The authors declare no conflict of interest.
This study was supported by a grant from the National Research Foundation funded by the Korean Government (No. NRF-2015 M3C1B1019479). Also, the KU Research Professor Program of Konkuk University supported this paper.
Appetite-related hormones and adipocytokines that are estimated to be affected by hypoxic conditions
|Hormone or adipocytokine||Function|
|GLP-1 (↑)||GLP-1 is thought promote satiety through several mechanisms, including slowing gastric emptying and enhancing insulin biosynthesis and secretion. Also, it decreases blood sugar levels in a glucose-dependent manner by enhancing the secretion of insulin.|
|Ghrelin (↓)||The hunger hormone ghrelin is a peptide hormone produced by ghrelinergic cells in the gastrointestinal tract that functions as a neuropeptide in the central nervous system and plays an important role in regulating the distribution and rate of use of energy.|
|Leptin (↑)||The hormone of energy expenditure leptin is a hormone predominantly made by adipose cells that helps to regulate energy balance by inhibiting hunger. Leptin is opposed by the actions of the hormone ghrelin and both hormones act on receptors in the arcuate nucleus of the hypothalamus to regulate appetite to achieve energy homeostasis.|
|PP (↑)||PP is a polypeptide secreted by PP cells in the endocrine pancreas predominantly in the head of the pancreas and it functions to self-regulate pancreatic secretion activities (endocrine and exocrine); it also has effects on hepatic glycogen levels and gastrointestinal secretions. PP has been shown to be reduced in conditions associated with increased food intake and elevated in anorexia nervosa.|
|PYY (↑)||PYY inhibits gastric motility and increases water and electrolyte absorption in the colon. It may also suppress pancreatic secretion and has been shown to reduce appetite. PYY works by slowing gastric emptying; hence, it increases efficiency of digestion and nutrient absorption after a meal.|
↑, increased secretion response by hypoxic condition; ↓, decreased secretion response by hypoxic condition; GLP-1, glucagon-like peptide-1; PP, pancreatic polypeptide; PYY, peptide YY.

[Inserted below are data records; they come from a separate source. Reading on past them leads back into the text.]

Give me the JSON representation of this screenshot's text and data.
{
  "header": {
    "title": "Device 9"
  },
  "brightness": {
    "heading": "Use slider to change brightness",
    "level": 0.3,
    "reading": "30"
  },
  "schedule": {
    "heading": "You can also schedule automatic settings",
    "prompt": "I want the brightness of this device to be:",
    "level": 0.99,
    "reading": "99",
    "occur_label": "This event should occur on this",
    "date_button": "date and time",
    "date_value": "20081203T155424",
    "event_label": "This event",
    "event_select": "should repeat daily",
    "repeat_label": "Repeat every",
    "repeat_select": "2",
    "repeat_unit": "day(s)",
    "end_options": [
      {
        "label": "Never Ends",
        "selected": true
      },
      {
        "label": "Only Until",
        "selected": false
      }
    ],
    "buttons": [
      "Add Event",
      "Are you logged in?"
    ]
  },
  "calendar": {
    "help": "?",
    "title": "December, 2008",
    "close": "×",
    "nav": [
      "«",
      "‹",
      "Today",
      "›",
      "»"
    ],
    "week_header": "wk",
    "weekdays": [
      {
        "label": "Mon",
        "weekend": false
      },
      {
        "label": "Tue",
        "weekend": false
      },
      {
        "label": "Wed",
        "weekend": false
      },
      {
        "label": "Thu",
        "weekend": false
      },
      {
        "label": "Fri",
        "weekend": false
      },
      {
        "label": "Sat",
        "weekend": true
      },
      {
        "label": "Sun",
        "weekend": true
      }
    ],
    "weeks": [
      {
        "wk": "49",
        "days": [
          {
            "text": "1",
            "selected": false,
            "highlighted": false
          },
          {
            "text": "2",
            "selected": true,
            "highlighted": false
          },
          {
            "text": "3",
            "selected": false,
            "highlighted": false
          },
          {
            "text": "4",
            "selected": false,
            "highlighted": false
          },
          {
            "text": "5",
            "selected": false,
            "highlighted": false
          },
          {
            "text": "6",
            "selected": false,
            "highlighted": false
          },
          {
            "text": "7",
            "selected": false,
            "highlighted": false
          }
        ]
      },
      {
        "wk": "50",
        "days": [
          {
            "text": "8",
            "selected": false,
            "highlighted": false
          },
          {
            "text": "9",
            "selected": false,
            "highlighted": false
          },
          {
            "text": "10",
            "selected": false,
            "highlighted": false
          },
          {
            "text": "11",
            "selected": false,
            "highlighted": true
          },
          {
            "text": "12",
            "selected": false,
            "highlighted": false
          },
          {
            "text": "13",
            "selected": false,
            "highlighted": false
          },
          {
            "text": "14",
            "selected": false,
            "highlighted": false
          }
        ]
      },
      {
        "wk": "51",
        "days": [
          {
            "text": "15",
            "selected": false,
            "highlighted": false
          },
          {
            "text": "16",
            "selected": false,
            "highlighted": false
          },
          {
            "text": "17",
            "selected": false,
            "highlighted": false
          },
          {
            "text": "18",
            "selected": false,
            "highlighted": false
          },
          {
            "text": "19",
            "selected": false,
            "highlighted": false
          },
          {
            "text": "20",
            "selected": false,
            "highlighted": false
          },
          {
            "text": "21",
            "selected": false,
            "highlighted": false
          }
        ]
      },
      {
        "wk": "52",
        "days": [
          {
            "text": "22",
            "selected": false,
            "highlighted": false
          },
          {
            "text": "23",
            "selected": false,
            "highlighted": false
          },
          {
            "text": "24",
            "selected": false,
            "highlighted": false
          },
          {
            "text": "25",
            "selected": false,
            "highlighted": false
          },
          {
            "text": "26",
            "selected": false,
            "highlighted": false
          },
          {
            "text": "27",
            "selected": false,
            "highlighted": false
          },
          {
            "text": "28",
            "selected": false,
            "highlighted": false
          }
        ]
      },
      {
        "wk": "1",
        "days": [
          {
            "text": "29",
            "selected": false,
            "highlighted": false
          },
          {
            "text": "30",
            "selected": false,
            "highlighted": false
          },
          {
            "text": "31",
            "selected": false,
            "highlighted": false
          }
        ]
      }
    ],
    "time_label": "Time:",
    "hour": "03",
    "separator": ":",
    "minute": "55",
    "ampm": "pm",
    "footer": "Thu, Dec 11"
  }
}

|Physiological response||Compensatory mechanism|
|Body weight-related response||Decreased resting leptin levels|
|Increased adrenergic system|
|Resting noradrenaline remains high posttreatment|
|Increased blood serotonin levels|
|Appetite is suppressed.|
|Cellular and metabolic response||Increased HIF-1 and VEGF expression|
|Increased glycolytic enzymes and number of mitochondria|
|Improved insulin sensitivity|
|Cardiovascular response||Increases resting and maximal heart rate|
|Increases peripheral vasodilation|
|Increases diameter of arterioles|
|Increases Hg–O2 affinity|
|Normalizes blood pressure|
|Increases lung diffusion capacity for CO and O2|
|Increases the CO2 reserve in sleeping|
|Decrease in SaO2 was smaller.|
|Ventilation response during exercise increased.|
|Improves respiratory function|
HIF-1, hypoxic inducible factor-1; VEGF, vascular endothelial growth factor; GLUT-4, glucose transporter-4; Hg, hemoglobin; O2, oxygen; CO, carbon monoxide; CO2, carbon dioxide production; SaO2, arterial O2 saturation.